Thirdly this technique showed procedural and fluoroscopy times much lower than those previously reported7,19,24. Both use of an RF pigtail wire as well as a direct TSP technique have been shown to have lower transeptal times than with a conventional approach2,6,15,25. The combination of a direct TSP technique using an RF pigtail wire may account for the significant reduction in procedure time observed in our study. Another potential explanation is the PFA technique learning curve as the procedure and fluoroscopy times reported here are more in keeping with those of more recent studies involving PFA19. Interestingly previous studies have reported longer procedure and ablation times with single TSP techniques compared to double TSP techniques26. The authors of the study hypothesize the need to exchange mapping and ablation catheters through the access site may account for this finding. In our cohort of patients mapping catheters were not used as most patients were undergoing their first ablation procedure which in all cases involved empirical anatomical ablation rather than mapping-based substrate ablation. In our European center, 3D electroanatomic mapping is not routinely used in patients with paroxysmal AF undergoing their first AF ablation.
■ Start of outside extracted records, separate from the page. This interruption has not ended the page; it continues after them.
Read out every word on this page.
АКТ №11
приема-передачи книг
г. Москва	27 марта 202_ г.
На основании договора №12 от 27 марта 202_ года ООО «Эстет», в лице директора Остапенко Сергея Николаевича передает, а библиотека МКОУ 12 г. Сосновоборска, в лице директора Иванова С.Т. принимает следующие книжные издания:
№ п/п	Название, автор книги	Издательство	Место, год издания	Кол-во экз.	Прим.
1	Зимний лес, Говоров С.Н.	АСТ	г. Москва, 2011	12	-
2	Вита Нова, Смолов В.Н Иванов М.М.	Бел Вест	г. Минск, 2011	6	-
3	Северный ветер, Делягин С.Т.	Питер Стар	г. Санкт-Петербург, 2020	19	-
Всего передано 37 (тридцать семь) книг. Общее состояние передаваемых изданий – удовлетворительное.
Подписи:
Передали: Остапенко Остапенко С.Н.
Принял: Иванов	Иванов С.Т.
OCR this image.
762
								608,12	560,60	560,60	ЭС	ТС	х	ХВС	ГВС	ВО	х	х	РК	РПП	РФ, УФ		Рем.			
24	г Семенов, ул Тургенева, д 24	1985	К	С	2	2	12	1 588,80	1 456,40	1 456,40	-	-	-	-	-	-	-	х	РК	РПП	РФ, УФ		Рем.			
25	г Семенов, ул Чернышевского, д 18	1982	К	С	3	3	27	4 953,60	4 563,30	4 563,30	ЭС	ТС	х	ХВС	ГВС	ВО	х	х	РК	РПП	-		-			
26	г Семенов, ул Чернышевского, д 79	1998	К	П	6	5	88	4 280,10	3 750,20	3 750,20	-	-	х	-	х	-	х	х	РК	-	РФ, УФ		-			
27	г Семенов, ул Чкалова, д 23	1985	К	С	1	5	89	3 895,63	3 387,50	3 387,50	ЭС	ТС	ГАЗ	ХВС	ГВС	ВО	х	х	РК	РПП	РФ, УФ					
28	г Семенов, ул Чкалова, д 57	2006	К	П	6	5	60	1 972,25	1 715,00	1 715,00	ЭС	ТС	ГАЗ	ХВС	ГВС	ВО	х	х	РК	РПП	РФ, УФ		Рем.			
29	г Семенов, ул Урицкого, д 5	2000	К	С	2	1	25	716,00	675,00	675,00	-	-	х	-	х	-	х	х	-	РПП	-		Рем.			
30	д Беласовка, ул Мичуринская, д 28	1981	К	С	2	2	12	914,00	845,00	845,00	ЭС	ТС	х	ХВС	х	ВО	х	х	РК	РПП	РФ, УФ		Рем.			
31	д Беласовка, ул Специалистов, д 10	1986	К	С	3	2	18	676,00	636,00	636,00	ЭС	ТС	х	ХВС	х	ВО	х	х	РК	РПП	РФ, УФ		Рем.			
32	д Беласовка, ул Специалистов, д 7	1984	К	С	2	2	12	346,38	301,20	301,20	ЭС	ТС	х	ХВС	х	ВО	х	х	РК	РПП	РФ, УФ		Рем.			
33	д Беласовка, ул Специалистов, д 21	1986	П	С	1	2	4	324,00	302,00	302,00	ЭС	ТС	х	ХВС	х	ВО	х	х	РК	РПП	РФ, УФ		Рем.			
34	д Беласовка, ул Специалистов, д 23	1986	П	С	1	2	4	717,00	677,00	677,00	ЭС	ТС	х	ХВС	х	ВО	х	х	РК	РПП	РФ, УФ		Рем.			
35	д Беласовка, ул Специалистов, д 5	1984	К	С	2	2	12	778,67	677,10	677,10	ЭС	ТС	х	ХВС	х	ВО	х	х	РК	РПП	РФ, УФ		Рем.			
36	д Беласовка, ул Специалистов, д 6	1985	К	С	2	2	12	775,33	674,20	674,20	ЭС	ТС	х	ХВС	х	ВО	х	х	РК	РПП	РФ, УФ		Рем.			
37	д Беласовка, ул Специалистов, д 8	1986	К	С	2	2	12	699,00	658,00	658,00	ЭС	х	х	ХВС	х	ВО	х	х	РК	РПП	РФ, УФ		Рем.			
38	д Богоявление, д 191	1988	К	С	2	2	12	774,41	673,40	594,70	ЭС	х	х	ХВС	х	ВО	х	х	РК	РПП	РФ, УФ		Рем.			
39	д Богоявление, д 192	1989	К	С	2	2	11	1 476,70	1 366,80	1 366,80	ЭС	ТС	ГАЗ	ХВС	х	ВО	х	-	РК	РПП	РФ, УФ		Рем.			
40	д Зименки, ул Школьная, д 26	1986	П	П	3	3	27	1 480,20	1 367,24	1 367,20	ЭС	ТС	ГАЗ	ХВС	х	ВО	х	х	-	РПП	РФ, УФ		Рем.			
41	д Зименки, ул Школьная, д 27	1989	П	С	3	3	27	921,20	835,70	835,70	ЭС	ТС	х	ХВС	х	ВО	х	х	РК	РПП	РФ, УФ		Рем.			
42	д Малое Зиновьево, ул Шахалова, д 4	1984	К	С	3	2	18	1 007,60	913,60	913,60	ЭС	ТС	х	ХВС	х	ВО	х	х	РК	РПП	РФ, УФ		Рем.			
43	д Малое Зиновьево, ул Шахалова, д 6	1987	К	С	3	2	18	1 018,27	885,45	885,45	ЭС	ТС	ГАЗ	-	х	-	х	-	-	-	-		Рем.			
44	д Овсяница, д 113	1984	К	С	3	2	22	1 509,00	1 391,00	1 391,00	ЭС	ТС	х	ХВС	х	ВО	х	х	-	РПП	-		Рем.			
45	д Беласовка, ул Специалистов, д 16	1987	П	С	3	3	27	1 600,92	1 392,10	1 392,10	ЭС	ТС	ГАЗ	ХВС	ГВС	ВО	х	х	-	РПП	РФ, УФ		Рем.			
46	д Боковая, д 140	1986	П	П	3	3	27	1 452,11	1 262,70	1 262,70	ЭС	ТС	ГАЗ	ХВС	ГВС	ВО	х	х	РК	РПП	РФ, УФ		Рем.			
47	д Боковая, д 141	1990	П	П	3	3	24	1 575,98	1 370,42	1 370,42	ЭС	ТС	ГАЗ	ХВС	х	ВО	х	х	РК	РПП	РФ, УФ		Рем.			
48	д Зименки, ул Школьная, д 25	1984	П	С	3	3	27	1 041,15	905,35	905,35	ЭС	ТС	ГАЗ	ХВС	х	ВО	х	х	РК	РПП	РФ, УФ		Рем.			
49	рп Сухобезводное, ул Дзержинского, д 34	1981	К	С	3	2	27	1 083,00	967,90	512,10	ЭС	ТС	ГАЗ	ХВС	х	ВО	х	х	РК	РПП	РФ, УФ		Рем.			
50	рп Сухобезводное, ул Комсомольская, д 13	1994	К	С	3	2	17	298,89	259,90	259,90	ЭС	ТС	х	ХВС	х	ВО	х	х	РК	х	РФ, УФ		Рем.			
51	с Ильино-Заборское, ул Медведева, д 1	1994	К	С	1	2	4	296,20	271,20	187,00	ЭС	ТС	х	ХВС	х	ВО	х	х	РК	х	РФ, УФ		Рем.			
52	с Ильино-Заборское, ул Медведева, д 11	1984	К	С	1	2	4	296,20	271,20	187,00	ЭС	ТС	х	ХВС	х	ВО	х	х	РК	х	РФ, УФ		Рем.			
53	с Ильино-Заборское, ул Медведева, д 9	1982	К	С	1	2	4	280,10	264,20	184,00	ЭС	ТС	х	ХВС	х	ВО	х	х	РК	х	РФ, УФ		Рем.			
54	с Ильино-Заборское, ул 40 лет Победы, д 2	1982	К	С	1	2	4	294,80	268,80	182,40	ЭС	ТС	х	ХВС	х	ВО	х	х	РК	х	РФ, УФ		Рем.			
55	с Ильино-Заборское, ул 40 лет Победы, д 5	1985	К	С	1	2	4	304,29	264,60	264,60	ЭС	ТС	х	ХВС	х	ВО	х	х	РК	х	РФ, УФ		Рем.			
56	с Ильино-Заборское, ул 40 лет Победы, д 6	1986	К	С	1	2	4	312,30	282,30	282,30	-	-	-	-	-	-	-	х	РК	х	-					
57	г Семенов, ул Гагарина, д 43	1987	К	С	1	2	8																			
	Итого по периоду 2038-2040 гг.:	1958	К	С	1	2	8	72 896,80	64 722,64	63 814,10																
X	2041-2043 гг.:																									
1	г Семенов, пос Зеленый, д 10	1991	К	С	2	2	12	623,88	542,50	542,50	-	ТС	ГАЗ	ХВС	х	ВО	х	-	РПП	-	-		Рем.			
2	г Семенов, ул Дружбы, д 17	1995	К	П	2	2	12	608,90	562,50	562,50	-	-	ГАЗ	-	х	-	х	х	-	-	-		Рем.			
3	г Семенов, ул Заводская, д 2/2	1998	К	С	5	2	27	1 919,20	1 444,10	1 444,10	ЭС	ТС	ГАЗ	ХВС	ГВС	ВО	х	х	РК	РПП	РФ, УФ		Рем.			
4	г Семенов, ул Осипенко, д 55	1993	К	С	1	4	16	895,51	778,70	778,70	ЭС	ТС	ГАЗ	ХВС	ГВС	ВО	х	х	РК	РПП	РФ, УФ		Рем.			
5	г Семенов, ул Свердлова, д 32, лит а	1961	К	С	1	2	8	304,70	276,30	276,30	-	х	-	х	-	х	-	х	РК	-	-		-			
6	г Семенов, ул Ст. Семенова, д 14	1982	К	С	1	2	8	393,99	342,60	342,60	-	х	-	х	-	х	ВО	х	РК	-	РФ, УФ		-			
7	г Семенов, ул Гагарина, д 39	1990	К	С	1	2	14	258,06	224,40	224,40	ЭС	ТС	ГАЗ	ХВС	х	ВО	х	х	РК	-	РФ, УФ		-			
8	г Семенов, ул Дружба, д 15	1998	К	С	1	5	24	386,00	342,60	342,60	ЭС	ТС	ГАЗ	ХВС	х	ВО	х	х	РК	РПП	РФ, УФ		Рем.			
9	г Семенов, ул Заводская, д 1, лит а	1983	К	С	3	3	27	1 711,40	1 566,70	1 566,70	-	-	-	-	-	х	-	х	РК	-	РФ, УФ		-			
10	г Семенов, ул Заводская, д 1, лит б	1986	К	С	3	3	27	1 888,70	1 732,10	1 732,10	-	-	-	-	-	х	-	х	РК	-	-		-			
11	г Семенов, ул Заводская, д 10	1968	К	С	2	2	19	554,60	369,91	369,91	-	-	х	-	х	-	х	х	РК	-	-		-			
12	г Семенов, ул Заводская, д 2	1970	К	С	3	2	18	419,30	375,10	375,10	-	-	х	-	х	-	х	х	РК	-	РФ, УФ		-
Limitations of this study are that it is a single center experience observational study, the technique was performed by two very experienced electrophysiologists who perform a very high volume of AF ablation. As such the results shown above may not be directly applicable to other centers. It is a single arm study for feasibility and therefore we do not have a direct comparator group to the conventional TSP approach.

Conclusion

This series proves that a direc transseptal approach for PFA using a 16.8F PFA sheath and an RF powered guidewire is feasible, reproducible, and safe. This very simplified workflow eliminates steps and related risks of air/thrombus embolism and displacement. It may also improve safety and reduce procedure time, fluoroscopy time and TSP time.